April 28, 1995 in Idaho

Foreign Excursion Language Students Test Their Skills At Annual Festival

By The Spokesman-Review
 

Students dug deutschmarks, pesos and francs from their pockets Thursday for a chance to hit empty soda cans with air-gun ammo.

It was a twist on foreign language studies that the high school students heartily endorsed.

“This is the best game here,” Lake City High sophomore Allison Gerzina boasted as she waited her turn at Mexi-Shot.

Gerzina’s Spanish class created the carnival game for the Panhandle Association of Foreign Language Teachers’ annual student festival.

Other schools ran dart games and basketball shoots, Twister and map games. The carnival was one of several events at the festival, held at Templin’s Resort.

About 300 North Idaho and Eastern Washington foreign language students participated. Some kids performed skits in French, Spanish or German. Others recited poems, sang or conversed with a teacher.

Wallace High’s German III students performed a Dating Game sketch. Prospective dates were boys dressed as a nun, a prom queen and a hippie.

“Ich bin Moonbeam,” the hippie said shyly as the crowd laughed. Later, the crowd yelled “Nein, nein, nein” or “Ja, ja, ja” as a girl dressed as a boy tried to choose one of the contestants.

The students wrote and practiced their scripts over the past few weeks in their language classes at school, said Joyce Lider, a festival organizer.
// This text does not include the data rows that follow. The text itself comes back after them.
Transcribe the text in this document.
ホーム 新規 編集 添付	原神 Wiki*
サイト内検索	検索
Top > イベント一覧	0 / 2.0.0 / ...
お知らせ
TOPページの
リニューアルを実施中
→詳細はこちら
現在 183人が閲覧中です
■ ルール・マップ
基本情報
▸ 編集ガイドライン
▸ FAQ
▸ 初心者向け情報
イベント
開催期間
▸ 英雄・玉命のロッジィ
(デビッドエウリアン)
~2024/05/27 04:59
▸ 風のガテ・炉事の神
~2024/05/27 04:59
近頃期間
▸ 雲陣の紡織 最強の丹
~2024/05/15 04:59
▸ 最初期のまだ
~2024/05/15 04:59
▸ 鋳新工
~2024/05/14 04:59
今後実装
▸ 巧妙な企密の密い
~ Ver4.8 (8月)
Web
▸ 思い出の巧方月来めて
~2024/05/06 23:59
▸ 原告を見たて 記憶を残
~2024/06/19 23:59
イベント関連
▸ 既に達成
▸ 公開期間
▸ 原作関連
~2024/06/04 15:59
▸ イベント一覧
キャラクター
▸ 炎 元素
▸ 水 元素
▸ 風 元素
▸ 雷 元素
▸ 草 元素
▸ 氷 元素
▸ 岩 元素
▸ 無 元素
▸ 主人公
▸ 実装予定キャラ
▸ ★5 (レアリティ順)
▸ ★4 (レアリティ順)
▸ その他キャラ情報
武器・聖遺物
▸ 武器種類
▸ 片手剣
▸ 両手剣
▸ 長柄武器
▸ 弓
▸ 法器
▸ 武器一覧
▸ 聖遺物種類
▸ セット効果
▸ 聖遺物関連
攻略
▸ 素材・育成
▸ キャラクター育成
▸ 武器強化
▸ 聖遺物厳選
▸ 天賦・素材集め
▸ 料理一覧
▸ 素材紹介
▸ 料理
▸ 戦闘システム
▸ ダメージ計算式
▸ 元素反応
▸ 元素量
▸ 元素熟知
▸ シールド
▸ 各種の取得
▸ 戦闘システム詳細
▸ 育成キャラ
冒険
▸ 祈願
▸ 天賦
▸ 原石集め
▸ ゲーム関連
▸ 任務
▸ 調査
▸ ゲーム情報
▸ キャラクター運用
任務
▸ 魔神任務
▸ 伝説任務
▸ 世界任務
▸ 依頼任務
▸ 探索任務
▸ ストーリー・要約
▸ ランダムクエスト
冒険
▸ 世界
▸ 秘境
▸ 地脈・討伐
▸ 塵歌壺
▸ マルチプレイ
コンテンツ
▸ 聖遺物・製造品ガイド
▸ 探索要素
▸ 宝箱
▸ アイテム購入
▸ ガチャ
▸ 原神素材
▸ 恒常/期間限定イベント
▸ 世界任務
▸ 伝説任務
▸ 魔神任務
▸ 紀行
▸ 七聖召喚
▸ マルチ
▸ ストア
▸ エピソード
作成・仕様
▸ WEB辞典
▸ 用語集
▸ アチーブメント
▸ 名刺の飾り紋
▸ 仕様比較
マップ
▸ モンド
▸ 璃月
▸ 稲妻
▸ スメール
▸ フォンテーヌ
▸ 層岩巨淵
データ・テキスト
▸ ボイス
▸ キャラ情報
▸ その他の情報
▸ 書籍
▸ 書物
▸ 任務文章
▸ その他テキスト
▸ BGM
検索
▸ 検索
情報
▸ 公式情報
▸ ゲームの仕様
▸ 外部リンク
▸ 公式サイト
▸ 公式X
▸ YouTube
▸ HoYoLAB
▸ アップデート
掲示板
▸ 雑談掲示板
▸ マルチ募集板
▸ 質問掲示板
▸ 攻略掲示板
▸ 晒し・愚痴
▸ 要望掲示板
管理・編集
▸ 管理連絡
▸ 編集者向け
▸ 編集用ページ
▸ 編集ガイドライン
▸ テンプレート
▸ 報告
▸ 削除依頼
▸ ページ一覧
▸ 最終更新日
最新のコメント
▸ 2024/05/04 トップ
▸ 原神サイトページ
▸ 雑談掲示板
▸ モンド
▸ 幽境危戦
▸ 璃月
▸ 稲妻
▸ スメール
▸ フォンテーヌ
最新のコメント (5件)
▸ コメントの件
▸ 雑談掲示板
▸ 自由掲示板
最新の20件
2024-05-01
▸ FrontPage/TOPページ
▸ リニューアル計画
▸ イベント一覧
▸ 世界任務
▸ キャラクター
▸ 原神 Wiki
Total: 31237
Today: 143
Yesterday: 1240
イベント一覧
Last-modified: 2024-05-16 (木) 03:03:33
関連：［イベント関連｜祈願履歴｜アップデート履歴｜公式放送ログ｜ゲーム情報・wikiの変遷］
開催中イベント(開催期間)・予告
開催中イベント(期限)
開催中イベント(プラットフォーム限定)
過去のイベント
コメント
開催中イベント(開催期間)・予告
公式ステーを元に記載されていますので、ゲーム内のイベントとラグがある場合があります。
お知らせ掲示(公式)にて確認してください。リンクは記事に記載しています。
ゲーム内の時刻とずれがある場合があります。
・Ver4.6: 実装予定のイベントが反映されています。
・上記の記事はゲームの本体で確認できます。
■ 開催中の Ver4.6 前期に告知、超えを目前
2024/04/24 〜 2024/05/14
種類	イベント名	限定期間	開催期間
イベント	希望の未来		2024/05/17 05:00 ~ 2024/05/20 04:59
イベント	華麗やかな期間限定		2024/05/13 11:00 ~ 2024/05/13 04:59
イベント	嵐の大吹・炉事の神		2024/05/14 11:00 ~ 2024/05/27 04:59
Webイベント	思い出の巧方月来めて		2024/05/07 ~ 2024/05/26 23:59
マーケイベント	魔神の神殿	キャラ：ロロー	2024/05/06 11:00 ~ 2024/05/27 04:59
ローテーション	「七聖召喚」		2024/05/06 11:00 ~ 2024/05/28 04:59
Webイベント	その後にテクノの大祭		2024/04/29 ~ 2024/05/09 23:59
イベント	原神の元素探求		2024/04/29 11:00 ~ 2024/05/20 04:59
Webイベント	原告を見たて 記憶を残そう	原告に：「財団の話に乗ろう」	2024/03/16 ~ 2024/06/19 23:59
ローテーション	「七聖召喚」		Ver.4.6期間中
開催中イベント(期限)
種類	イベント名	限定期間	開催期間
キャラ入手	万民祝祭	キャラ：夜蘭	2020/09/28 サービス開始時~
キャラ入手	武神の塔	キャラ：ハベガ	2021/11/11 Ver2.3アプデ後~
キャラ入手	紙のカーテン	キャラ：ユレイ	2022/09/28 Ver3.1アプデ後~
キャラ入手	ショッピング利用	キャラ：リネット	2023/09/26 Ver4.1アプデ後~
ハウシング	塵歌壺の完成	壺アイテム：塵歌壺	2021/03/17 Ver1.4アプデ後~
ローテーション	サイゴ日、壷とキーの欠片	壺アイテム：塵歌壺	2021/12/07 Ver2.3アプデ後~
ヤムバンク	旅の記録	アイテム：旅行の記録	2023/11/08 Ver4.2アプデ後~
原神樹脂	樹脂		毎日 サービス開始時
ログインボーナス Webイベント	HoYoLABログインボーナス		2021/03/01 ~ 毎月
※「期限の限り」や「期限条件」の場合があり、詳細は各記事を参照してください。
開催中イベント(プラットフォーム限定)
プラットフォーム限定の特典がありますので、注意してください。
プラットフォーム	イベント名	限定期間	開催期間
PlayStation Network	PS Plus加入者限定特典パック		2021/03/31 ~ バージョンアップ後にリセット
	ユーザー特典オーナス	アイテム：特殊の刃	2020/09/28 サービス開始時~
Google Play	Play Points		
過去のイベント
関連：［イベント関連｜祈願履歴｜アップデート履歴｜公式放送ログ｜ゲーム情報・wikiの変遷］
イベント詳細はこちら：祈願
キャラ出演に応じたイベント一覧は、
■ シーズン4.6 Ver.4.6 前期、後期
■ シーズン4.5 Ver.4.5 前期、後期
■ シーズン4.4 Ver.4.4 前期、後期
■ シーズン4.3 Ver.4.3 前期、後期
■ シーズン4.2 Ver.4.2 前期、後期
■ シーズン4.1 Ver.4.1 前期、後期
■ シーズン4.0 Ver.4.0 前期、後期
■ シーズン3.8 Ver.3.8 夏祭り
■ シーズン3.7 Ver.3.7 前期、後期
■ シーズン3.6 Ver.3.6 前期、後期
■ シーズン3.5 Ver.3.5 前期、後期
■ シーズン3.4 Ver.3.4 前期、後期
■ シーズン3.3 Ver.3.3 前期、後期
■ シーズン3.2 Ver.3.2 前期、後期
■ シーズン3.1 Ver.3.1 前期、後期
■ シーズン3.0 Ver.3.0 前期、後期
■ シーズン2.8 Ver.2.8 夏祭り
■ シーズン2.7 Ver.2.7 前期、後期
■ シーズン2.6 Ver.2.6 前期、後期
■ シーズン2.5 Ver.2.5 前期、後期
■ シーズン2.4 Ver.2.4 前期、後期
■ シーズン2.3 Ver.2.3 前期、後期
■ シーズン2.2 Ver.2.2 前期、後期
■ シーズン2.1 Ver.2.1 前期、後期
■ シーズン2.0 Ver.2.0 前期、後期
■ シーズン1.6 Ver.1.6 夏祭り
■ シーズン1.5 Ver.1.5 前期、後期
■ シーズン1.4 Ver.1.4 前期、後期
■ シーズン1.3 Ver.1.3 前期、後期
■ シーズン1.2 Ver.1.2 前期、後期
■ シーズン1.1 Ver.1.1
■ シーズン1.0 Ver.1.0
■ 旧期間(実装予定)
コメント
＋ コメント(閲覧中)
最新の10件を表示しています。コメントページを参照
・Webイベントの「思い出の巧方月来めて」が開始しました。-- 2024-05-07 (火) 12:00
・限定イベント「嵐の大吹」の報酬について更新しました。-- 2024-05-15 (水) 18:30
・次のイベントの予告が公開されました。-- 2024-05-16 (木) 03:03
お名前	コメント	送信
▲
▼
They were judged on grammar, originality and humor, but competed only against students of the same course level.

“It’s a good chance for students to use their language and see what students at other schools are doing,” said Jerre Coleman, Lake City High French teacher.

Students rubbed their temples as they left the interview room, where they had conversed in their language with a teacher.

“I didn’t understand a thing she said,” one girl moaned, leaning against the wall and sliding until she hit the floor.

Her frustration didn’t last long. An hour of folk dancing interspersed with carnival games left students laughing and attempting to speak three languages at once.

“They really get into it,” Coleman said, smiling. “That’s why we do it.”